The brain is built from billions of interconnected cells that change their activity patterns thousands of times per second, but somehow manage to stay in synch - most of the time. At a public lecture next week [Wednesday 5 December] the University of Bristol’s new Director of Bristol Neuroscience will discuss how brain cells - neurons, co-ordinate information processing to achieve coherent thoughts and memories.
Professor Matt Jones , a neurophysiologist specialising in neuronal networks in cognition and disease, and Director of Bristol Neuroscience , will give his inaugural public lecture on Wednesday 5 December at 6 pm in the University’s School of Chemistry, Cantock’s Close, Bristol BS8 1TS.
Professor Jones’ team in the School of Physiology, Pharmacology and Neuroscience , study how neurons distributed across functionally specialised brain regions share information over the course of experience to guide decisions.

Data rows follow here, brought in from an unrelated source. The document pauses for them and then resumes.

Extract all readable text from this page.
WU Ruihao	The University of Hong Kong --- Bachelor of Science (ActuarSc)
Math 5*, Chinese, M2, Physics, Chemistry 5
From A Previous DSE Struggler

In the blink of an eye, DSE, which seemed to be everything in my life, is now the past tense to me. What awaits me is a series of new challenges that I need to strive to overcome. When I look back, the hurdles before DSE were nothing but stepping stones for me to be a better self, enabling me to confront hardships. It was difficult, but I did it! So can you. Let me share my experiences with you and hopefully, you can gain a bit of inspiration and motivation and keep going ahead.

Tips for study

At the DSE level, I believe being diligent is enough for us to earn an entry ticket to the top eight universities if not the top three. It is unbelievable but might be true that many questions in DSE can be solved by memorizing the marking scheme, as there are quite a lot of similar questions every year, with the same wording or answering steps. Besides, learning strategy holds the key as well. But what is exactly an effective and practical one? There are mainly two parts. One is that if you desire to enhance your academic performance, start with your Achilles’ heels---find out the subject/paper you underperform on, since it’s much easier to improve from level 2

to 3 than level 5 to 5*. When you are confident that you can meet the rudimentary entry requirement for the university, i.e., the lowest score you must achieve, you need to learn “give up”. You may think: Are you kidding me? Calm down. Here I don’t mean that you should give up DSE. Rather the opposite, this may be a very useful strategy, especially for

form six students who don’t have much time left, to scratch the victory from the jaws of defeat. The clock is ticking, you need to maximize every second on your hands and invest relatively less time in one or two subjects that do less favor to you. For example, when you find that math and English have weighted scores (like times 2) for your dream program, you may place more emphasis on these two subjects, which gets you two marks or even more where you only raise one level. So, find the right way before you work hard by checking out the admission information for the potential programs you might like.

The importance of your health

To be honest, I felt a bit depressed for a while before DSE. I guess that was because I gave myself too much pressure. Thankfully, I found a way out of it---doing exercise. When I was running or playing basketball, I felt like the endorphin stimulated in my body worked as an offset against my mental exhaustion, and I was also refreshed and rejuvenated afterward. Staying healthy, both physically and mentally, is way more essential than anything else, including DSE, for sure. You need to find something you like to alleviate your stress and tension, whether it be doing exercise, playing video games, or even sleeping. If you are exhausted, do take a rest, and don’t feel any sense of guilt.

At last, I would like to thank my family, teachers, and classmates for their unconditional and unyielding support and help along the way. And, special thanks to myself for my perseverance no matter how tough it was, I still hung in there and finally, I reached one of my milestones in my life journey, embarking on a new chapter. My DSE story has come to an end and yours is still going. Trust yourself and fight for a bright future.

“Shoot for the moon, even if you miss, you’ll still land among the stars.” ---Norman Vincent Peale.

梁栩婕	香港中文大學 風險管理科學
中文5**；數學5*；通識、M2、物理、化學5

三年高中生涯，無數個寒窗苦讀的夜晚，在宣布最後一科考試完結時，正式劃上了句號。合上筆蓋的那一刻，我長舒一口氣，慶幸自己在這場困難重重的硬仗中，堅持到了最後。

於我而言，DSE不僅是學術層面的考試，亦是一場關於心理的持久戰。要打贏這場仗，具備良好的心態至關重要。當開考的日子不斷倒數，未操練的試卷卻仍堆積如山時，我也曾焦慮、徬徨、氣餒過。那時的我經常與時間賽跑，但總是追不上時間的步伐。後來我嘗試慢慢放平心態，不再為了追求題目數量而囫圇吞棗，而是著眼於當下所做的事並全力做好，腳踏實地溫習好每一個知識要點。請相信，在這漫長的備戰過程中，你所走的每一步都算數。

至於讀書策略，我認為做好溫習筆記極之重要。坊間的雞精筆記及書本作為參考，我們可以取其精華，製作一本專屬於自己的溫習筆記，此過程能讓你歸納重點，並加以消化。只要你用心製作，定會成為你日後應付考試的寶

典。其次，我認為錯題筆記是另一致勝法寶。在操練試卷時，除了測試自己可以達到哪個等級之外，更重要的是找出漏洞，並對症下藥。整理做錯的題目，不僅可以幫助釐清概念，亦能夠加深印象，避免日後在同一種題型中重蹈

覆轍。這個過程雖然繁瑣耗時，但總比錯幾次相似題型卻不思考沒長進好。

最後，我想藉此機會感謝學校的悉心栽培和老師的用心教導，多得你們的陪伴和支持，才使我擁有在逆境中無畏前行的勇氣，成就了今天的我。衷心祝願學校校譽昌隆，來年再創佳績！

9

Professor Jones, talking about his lecture, said: "I will introduce a range of our latest findings, including links between disrupted neural network activity during sleep to mechanisms of memory impairment in complex and horrible disorders such as schizophrenia."
Sleep is a major factor in fine-tuning and integrating memories, and Professor Jones’s "favourite brain state". He’s spoken about the neuroscience of sleep previously to the team at the Naked Scientists and given a TEDMED talk entitled " Thoughts that go bump in the night."
The Professor’s team use a combination of rat or mouse models, human volunteers and patients to map neural circuits.
Professor Jones added: "I will explain how recording electrical activity across multiple brain regions offers direct insights into the neural algorithms underlying cognition."
The inaugural talk, followed by refreshments, is free but tickets must be booked in advance via Eventbrite.
Bristol Neuroscience brings together cross-disciplinary expertise and facilities, with world-leading strengths in laboratory and clinical research spanning a range of biology and disease.
A large proportion of the world’s knowledge about how the connections between brain cells adapt to store memories comes from Bristol-led work on synaptic plasticity. Bristol is also leading on research looking at how early-life experiences influence mental health.
The public inaugural lecture entitled ’ What goes around comes around: the neural circuits of learning, sleeping and struggling’ by Professor Matt Jones will take place at 6 pm on Wednesday 5 December in the School of Chemistry, Cantock’s Close, Bristol, BS8 1TS.